Hoping to show she's got the right stuff, Mary L. Schapiro, 15 days on the job as chairwoman of the besieged Securities and Exchange Commission (SEC), took her first steps this week in shaking up the agency. She simultaneously secured an agreement with Bernard Madoff, worked on gaining tips about two more Ponzi schemes and waved goodbye to her chief enforcement officer, Linda Thomsen, who resigned.
Last weekend, reports began circulating of Thomsen's departure, just a few days after House Financial Services Committee members ripped her for failing to spot Madoff's alleged $50 billion Ponzi scheme and ignoring nine years of whistle-blower tips about the scam. (See pictures of the demise of Bernard Madoff.)
Not surprisingly, Thomsen's "dead man walking" status officially changed late Monday, when the SEC announced that its top cop had decided to call it quits and return to the private sector. Thomsen joined the agency in 1995 and became its enforcement chief in 2005.
No replacement for Thomsen was named, but experts agree that Schapiro needs a tough-as-nails enforcer to help remake the agency's image. The top mention to fill the spot is Robert Khuzami, a former federal prosecutor. He is currently a managing director and general counsel at Deutsche Bank. Khuzami spent 11 years at the U.S. Attorney's office in Manhattan, where he headed the white-collar crime unit, before taking a job at Deutsche Bank in 2002. The SEC declined to comment on a possible replacement for Thomsen; Khuzami's office did not comment either.
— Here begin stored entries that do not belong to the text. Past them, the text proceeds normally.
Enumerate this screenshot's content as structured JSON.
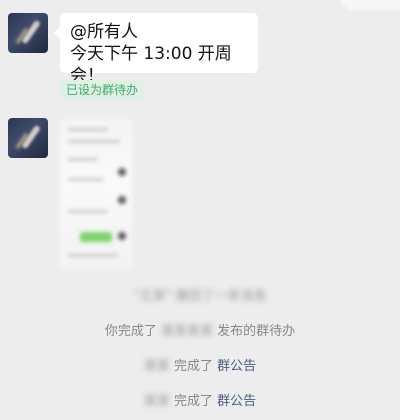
{
  "chat": {
    "mention_line": "@所有人",
    "message_line": "今天下午 13:00 开周会！",
    "todo_tag": "已设为群待办"
  },
  "system_messages": {
    "line1_blurred": "\"王某\" 撤回了一条消息",
    "line2_prefix": "你完成了",
    "line2_blurred": "某某某某",
    "line2_suffix": "发布的群待办",
    "line3_blurred": "某某",
    "line3_mid": "完成了",
    "line3_link": "群公告",
    "line4_blurred": "某某",
    "line4_mid": "完成了",
    "line4_link": "群公告"
  },
  "colors": {
    "background": "#ededed",
    "bubble": "#ffffff",
    "tag_bg": "#dff0e4",
    "tag_text": "#3fa96b",
    "link": "#4a5b82"
  }
}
Although Khuzami is well respected by many, some people would like to see bolder personnel changes made in the SEC's enforcement operation. (See the worst business deals of 2008.)
"It's a problem that our regulatory agencies can't find tough prosecutors without ties to the banking industry," said John Coffee, an SEC watcher and a securities-industry law professor at Columbia University. "It's unsettling that the government's revolving door always leads back to banks." In any case, Coffee believes, Schapiro will "need more than one person to change things."
And while Thomsen's press-release drafts were still being proofed, the SEC announced on Monday that it had reached an agreement with Madoff over a partial judgment on civil penalties related to his alleged masterminding of the now infamous $50 billion Ponzi scheme, considered the largest in history. A Ponzi is a fraud in which money from new investors is used to pay off previous investors.
Madoff consented to the SEC without "admitting or denying the allegations" that he allegedly ran the decades-long fraud under the nose of the SEC. He accepted a permanent asset freeze and agreed that the SEC's complaints against him "are established" and cannot be contested, which makes it difficult for his lawyers to switch tactics and force a trial.
The agreement does not affect criminal charges against Madoff, once considered the smartest man on Wall Street, but it may signal a move on the criminal-plea bargaining front, according to Coffee. "This usually means the defense side is ready to give a little," he said.
While this was going on, SEC inspector-general David Kotz was huddled for several hours late last week with Madoff whistle-blower Harry Markopolos to learn about two new suspected frauds, or mini-Madoffs. Kotz is conducting an investigation into how the SEC missed the Madoff swindle for so long.
Markopolos, a private-securities fraud investigator, is the man the SEC ignored for nine years. The whistle-blower presented damning evidence against the SEC's handling of the Madoff case in a House Financial Services Committee hearing last week, where he detailed his unsuccessful quest to have the SEC stop Madoff's global Ponzi. Nevertheless, he said, he would deliver fresh evidence on two new cases to the SEC.
"We had a very productive meeting with Mr. Markopolos, and he presented to us two separate pieces of potentially improper activities," said Kotz. He would not comment on the nature of the information but said the evidence was given directly to Schapiro. There was no comment on what steps she or the agency might take next.